Resting could be especially important with a veteran team like the Lakers, with six rotation players in their 30s—including, of course, James, who is 35.
It also helps that the Lakers have a very comfortable lead in the Western Conference standings. Even after Saturday’s rough loss to Toronto, the Lakers hold the No. 1 seed over the Clippers by a margin of 5½ games, with just six games left to play. It is almost impossible for them to lose that lead.
But given the fact that the Lakers have played only two games and three scrimmages in the past four months, practice time could be valuable, especially with three relatively new players, Markieff Morris, Dion Waiters and J.R. Smith, to work into the rotation.
Lakers’ Vogel: ‘We’ve Got Enough to Get the Job Done’
During the training camp portion of the NBA return last month, teams were only allowed to practice three hours a day at most, with the facilities needing to be sanitized and set up for the next team. After three hours, the team was not allowed to return until the next day.

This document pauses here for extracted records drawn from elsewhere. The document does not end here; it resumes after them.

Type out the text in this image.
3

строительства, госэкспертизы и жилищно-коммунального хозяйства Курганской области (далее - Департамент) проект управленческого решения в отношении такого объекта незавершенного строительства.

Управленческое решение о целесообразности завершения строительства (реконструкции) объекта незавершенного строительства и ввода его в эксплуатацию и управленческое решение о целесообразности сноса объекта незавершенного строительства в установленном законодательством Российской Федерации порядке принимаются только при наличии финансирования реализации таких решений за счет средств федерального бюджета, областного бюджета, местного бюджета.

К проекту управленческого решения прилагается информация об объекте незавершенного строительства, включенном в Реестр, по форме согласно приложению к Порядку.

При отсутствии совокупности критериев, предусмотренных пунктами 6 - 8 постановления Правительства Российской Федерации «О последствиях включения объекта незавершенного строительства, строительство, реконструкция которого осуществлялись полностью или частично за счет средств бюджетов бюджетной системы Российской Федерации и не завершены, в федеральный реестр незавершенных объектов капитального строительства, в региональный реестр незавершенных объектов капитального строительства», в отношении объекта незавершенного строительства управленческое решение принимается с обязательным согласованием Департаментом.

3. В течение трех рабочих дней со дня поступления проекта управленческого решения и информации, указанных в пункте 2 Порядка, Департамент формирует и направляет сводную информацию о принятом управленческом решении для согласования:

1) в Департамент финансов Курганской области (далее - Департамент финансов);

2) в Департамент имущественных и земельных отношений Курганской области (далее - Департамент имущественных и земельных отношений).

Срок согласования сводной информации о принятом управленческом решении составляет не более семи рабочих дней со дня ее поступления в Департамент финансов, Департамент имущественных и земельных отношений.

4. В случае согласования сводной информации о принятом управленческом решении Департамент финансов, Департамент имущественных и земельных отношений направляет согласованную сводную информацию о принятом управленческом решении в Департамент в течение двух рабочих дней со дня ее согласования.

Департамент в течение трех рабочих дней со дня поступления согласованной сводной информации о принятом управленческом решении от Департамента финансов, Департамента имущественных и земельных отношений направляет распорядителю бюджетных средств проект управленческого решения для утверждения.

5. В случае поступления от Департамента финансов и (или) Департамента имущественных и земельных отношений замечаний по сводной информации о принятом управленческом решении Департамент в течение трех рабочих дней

Once he arrived in Orlando, Lakers coach Frank Vogel had no objections to the setup.
“We’ve got enough to get the job done,” Vogel told reporters in a conference call. “We have the facilities we need, the NBA has done a great job of creating an environment that can house a lot of teams and we’ve got the courts necessary, we’ve got the weight rooms, training rooms, meeting rooms, hotel accommodations. And we have enough.”
What they might not have enough of, though, is time. The Lakers are intending on being in Orlando, certainly through this month and the first round of the playoffs. They should be able to stick around, too, through September, which will feature the conference semifinals and conference finals.
If all goes well, they’ll be playing in the Finals in October. Maybe they’ll resuscitate the shootarounds at that time. Until then, though, practice time remains at a premium.